What they fail to realize is that the bloggers and musicians they are giving birth to are not simply end users, but are the new copyright holders as well. It is not enough for them to simply know what they can and can not do with others work, they have to know what their copyrights are and what to do when others violate their CC licenses and take advantage of their good will.

Sadly, their notion of freedom only deals with the rights of the user and, even as their climate of sharing blurs the lines between user and copyright holder, they thumb their noses at people like me who seek to help your common webmaster protect their work from misuse.

Even though their notion of freedom can’t survive without copyright law and cooperation between creators and users, their work creates a hostile environment between the two, teaching and encouraging users how to push the envelope while failing to help even the little guys deal with the incidents where the envelope is broken.

Ignored

There’s a reason that this site is ignored in copyleft circles. No matter how many times I advocate the revoking of the DMCA and take up their familiar causes, they pass me over. It’s not because the information on this site is incorrect or that I’m advocating something they’re against, but because I also hold users to task and encourage copyright holders to stand up for the rights they reserve.

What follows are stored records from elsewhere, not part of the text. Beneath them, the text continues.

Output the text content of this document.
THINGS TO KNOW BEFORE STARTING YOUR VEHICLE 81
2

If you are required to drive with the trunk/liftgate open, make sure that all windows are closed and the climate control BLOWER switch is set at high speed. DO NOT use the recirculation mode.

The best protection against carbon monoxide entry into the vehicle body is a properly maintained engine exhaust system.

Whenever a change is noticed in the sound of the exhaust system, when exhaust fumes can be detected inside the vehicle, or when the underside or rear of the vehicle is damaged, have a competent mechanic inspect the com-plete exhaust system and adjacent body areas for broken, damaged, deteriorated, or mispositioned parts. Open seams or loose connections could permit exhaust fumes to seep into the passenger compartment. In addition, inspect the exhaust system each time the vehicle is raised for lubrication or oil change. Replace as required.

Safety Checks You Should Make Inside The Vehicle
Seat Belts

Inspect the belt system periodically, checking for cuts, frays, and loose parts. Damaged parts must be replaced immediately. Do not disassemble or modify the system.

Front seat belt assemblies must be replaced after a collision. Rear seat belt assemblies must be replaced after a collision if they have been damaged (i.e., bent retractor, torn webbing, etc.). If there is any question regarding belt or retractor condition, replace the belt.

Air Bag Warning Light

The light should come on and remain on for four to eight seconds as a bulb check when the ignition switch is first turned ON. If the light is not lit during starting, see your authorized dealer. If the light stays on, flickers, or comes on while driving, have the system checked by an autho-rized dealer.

I believe that the free distribution of literature and the climate of sharing will only work if it is done with respect and courtesy. I don’t believe that plagiarism encourages sharing, but rather, discourages it. Webmasters have no motivation to allow their works to be reused when the few rights they reserve are broken. It encourages copyright holders to restrict users rights as much as possible or, worse still, pack up and leave entirely.

So, while the copyleft elite have been teaching users how to push the boundaries, making their relationship with copyright holders more hostile than ever, I’ve been working to support organizations like the Creative Commons and, at the same time, teach webmasters what to do when others go too far.

My sincere hope is that both sides will grow to understand their rights and that copyright holders will realize that they have a greater obligation to society and allow reasonable reuse of the work and users, on the other hand, will have great respect for the few rights withheld.

That is my idea of a copyright utopia and I am working to achieve it. But I know that it can’t be done by just supporting the rights of the user and that, no matter how uncool or un-pc it is to consider the rights of copyright holders that they have to be taken into account as well.

In the end…

As trendy as these copyleft advocates might be and as much of folk heroes as they might be with the file sharing crowd, they aren’t doing any real work to bring about the utopia of sharing that they dream of.

Attacking the problem from one angle does no good and encourages nothing. Those of us who are in the trenches of the Internet copyright war are doing far more than the pundits ever could.

Because, if we’re going to win this war and bring about some real change, we have to work together. We’re fighting a war on two fronts and, though we all want the same thing, we have to stop shooting at each other before we can get it.